ごみ処理の現場から②ー昭和電工プラスチックリサイクル

  浮島処理センター資源化処理施設で塊(ベール)になった容器包装プラスチックは、容器包装リサイクル協会での入札により、今年度は、昭和電工(株)とJFEプラリソース(株)に委託され、処理されています。そこで臨海部(扇島)にある昭和電工(株)川崎事業所を見学してきました。ここは、使用済み容器包装プラスチックを、熱分解して分子レベルに戻して、化学原料などに再生するケミカルリサイクルの中のガス化という手法を取っています。

ベール化された使用済み容器包装プラスチックは、破砕機に投入され、ここでもう一度金属選別機で異物が取り除かれ、成型機で成形プラという小さな固まりに加工されます。この成形プラから、低温と高温の二つのガス化炉によって水素と一酸化炭素を主体とする合成ガスが作られます。更にこの合成ガスを精製してアンモニアと炭酸にします。アンモニアは外用薬(虫刺され)や肥料、アクリルやナイロンの繊維の原料に利用され、炭酸は飲料やドライアイスに生まれ変わります。このアンモニア製造プロセスは環境負荷が少ないということで、製造プロセスとして世界初のエコマーク認証を受けました。このガス化の優れているところは、素材を選ばず様々なプラスチックを分子化することで、新品と同じ品質のものにでき、処理の過程で出る金属やスラグなどの異物も含め、ほぼ全量リサイクルできることです。プラスチックのケミカルリサイクル施設として国内最大規模のこの事業所は、神奈川県の多くの自治体の容器包装プラスチックを処理しており、資源循環型の社会に貢献しています。
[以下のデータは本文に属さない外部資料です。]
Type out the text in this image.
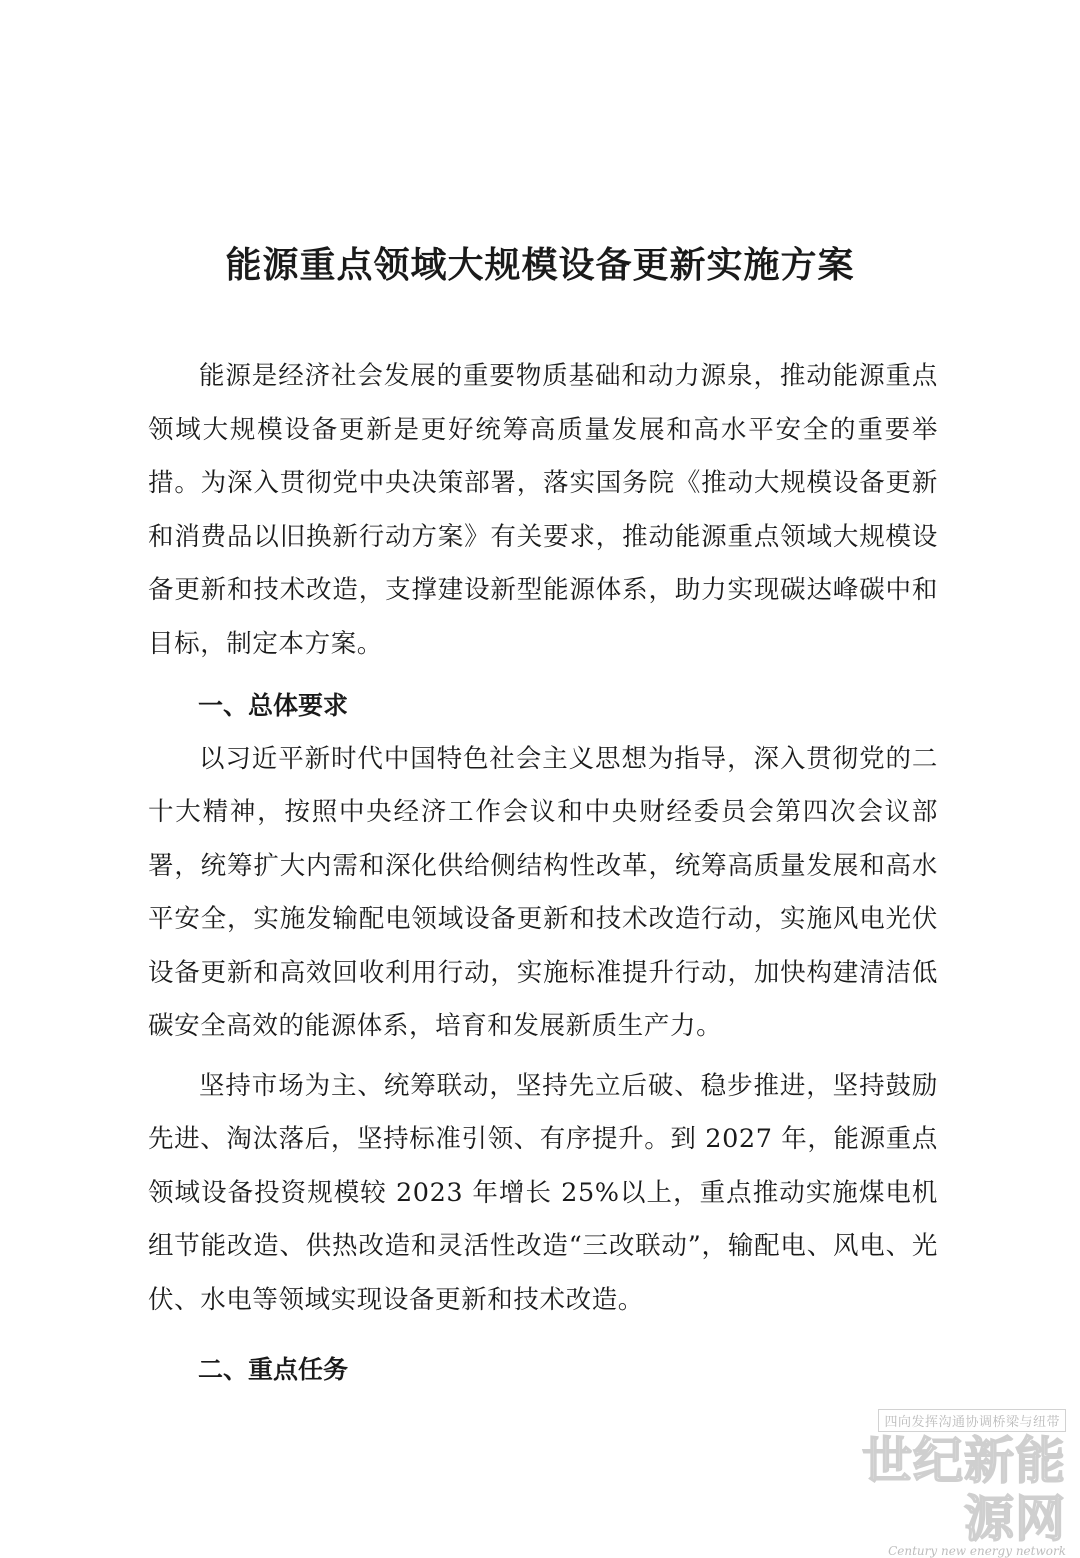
能源重点领域大规模设备更新实施方案

能源是经济社会发展的重要物质基础和动力源泉，推动能源重点领域大规模设备更新是更好统筹高质量发展和高水平安全的重要举措。为深入贯彻党中央决策部署，落实国务院《推动大规模设备更新和消费品以旧换新行动方案》有关要求，推动能源重点领域大规模设备更新和技术改造，支撑建设新型能源体系，助力实现碳达峰碳中和目标，制定本方案。

一、总体要求

以习近平新时代中国特色社会主义思想为指导，深入贯彻党的二十大精神，按照中央经济工作会议和中央财经委员会第四次会议部署，统筹扩大内需和深化供给侧结构性改革，统筹高质量发展和高水平安全，实施发输配电领域设备更新和技术改造行动，实施风电光伏设备更新和高效回收利用行动，实施标准提升行动，加快构建清洁低碳安全高效的能源体系，培育和发展新质生产力。

坚持市场为主、统筹联动，坚持先立后破、稳步推进，坚持鼓励先进、淘汰落后，坚持标准引领、有序提升。到 2027 年，能源重点领域设备投资规模较 2023 年增长 25%以上，重点推动实施煤电机组节能改造、供热改造和灵活性改造“三改联动”，输配电、风电、光伏、水电等领域实现设备更新和技术改造。

二、重点任务

四向发挥沟通协调桥梁与纽带
世纪新能源网
Century new energy network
2017年に国内で回収されたプラスチックは903万t。内材料(マテリアル)リサイクルは211t、焼却時の熱を利用するサーマルリサイクルが524万t、燃やさず熱分解し化学的に処理するケミカルリサイクルが40万t、熱回収しない焼却、埋め立てが128万tです。一人当たりのプラスチックごみ排出量は、日本は米国に次いで世界2位です。海に流出し、環境汚染を引き起こすプラスチックごみの削減は、世界的な課題です。プラスチックのない生活はもはや考えられませんが、リサイクル率の向上と共に、市民も製造者も事業者もプラスチックごみの削減に取り組むことが急務です。